Single-Use Plastic Ban in North America

Only around 10 percent of plastic waste gets recycled in the USA and Canada. Most plastic up in landfills, some is burned and others wind up in unmanaged dumps.

Canada plans to “ban harmful single-use plastics as early as 2021” and address companies that that manufacture or sell plastics to be responsible for their plastic waste. The Canadian government did not specify which single-use plastic items will be banned, but most likely the list will include “shopping bags, straws, cutlery, plates, and stir sticks”.

Prime Minister Justin Trudeau said that Canada threw away 8 billion Canadian dollars’ worth of plastic material each year. “People have had enough of seeing their parks and beaches covered with plastic,” he said. “That’s a problem, one that we have to do something about.”

There is no nation-wide plastic ban in the USA. However, several states announced a ban on most types of disposable bags. In 2016, California passed the first statewide ban on single-use plastic, as well as a 10-cent tax on paper or reusable bags.

Other states include Hawaii, New York and as well as the territories of American Samoa, Guam, Northern Mariana Islands, US Virgin Islands, and Puerto Rico.

New York plastic bags ban
New York bans plastic bags.
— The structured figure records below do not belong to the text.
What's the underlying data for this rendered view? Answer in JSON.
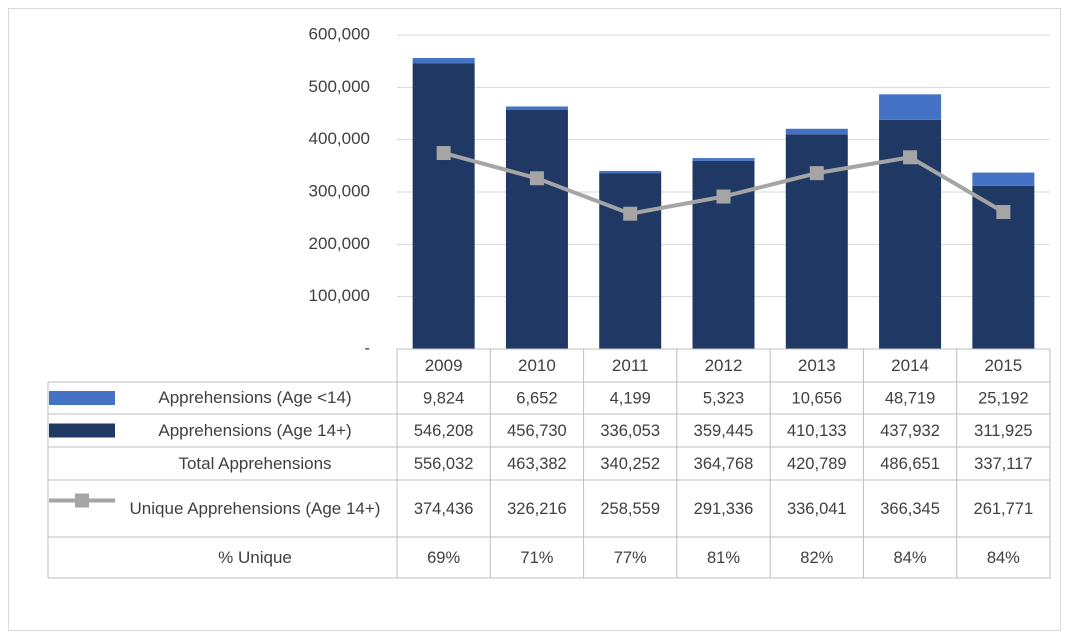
{
  "chart_data": {
    "type": "bar",
    "categories": [
      "2009",
      "2010",
      "2011",
      "2012",
      "2013",
      "2014",
      "2015"
    ],
    "ylim": [
      0,
      600000
    ],
    "yticks": [
      {
        "value": 0,
        "label": "-"
      },
      {
        "value": 100000,
        "label": "100,000"
      },
      {
        "value": 200000,
        "label": "200,000"
      },
      {
        "value": 300000,
        "label": "300,000"
      },
      {
        "value": 400000,
        "label": "400,000"
      },
      {
        "value": 500000,
        "label": "500,000"
      },
      {
        "value": 600000,
        "label": "600,000"
      }
    ],
    "grid": true,
    "stacked": true,
    "series": [
      {
        "name": "Apprehensions (Age <14)",
        "type": "bar",
        "color": "#4472c4",
        "values": [
          9824,
          6652,
          4199,
          5323,
          10656,
          48719,
          25192
        ],
        "value_labels": [
          "9,824",
          "6,652",
          "4,199",
          "5,323",
          "10,656",
          "48,719",
          "25,192"
        ]
      },
      {
        "name": "Apprehensions (Age 14+)",
        "type": "bar",
        "color": "#1f3864",
        "values": [
          546208,
          456730,
          336053,
          359445,
          410133,
          437932,
          311925
        ],
        "value_labels": [
          "546,208",
          "456,730",
          "336,053",
          "359,445",
          "410,133",
          "437,932",
          "311,925"
        ]
      },
      {
        "name": "Total Apprehensions",
        "type": "table",
        "values": [
          556032,
          463382,
          340252,
          364768,
          420789,
          486651,
          337117
        ],
        "value_labels": [
          "556,032",
          "463,382",
          "340,252",
          "364,768",
          "420,789",
          "486,651",
          "337,117"
        ]
      },
      {
        "name": "Unique Apprehensions (Age 14+)",
        "type": "line",
        "color": "#a5a5a5",
        "values": [
          374436,
          326216,
          258559,
          291336,
          336041,
          366345,
          261771
        ],
        "value_labels": [
          "374,436",
          "326,216",
          "258,559",
          "291,336",
          "336,041",
          "366,345",
          "261,771"
        ]
      },
      {
        "name": "% Unique",
        "type": "table",
        "values": [
          69,
          71,
          77,
          81,
          82,
          84,
          84
        ],
        "value_labels": [
          "69%",
          "71%",
          "77%",
          "81%",
          "82%",
          "84%",
          "84%"
        ]
      }
    ]
  }
}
Image source: Pixabay / BrightVibes

There have also been plastic bag bans implemented in cities like Seattle, Boston, San Diego and Washington, D.C., and some states like Maine, Vermont, and Maryland.

However, this has led to clashing over whether it’s legal to ban plastic in some cities and states, placing a ban on ban. The plastic industry is putting a lot of their money on preemption to make it illegal to ban single-use plastics.

Plastic Pollution Is a Global Challenge

Countries around the globe are joining the initiative in banning harmful plastics. The United Nations reports that 180 countries reached an agreement to reduce single-use plastics that make it to the ocean and is harmful to marine wildlife by imposing bans or taxes.

In 2002, Bangladesh was the first country to ban plastic bags. The Indian government announced that will eliminate single-use plastics by 2022. Since 2017, Kenya has implemented the strict plastic bag ban for selling, producing or using plastic bags that could end up with imprisonment of up to four years or fines of $40,000. Single-use plastic bags have been prohibited in New Zealand starting on July 1, 2019.

Chili was the first country to ban nationwide single-use plastics in Latin America, followed by Colombia and Panama. Costa Rica pledged to abandon disposable plastics by 2021. Other countries and cities in Latin America and the Caribbean use taxes, bans and innovative approaches.

The Impact of Plastic on the Environment

A large number of plastics floats in the ocean in goliath islands of plastic waste. As indicated by the World Economic Forum, 90 percent of the plastic winding up in the oceans, and that presently there are 50 million tons of plastic in the world’s oceans.

Obscure amounts have degraded into tiny toxic microplastic particles that act similarly as microbeads, drawing in and restricting different toxins and making themselves increasingly dangerous. While it floats and breaks down, the plastic drains marine-toxic synthetic compounds into the water. Microparticles of plastic end up in the stomachs of marine creatures, birds and, in a human organism too.

single-use plastic ban
Sea lion tangled in plastic. Photo credit: Pxfuel

The impacts of plastic bags and bottle caps on seabirds, turtles, seals, whales, and different species are graphically shown by their death from starvation after erroneously expending the plastic or from getting tangled up in it.

These toxic substances are presently being found in our circulation system and the most recent research has discovered them to upset the Endocrine framework which can cause cancer, infertility, birth defects, impaired immunity, and numerous different sicknesses.

In conclusion, we need to consider changing our everyday shopping habits such as excessive consumption and minimizing single-use plastic waste. Before buying anything containing plastic parts, consider alternatives, including packaging. You can find more recycling tips here.

What are other ways to avoid using single-use plastics? Do you use them when you go shopping? Do they help you minimize your expenses or vice versa? Please share your comments or questions below.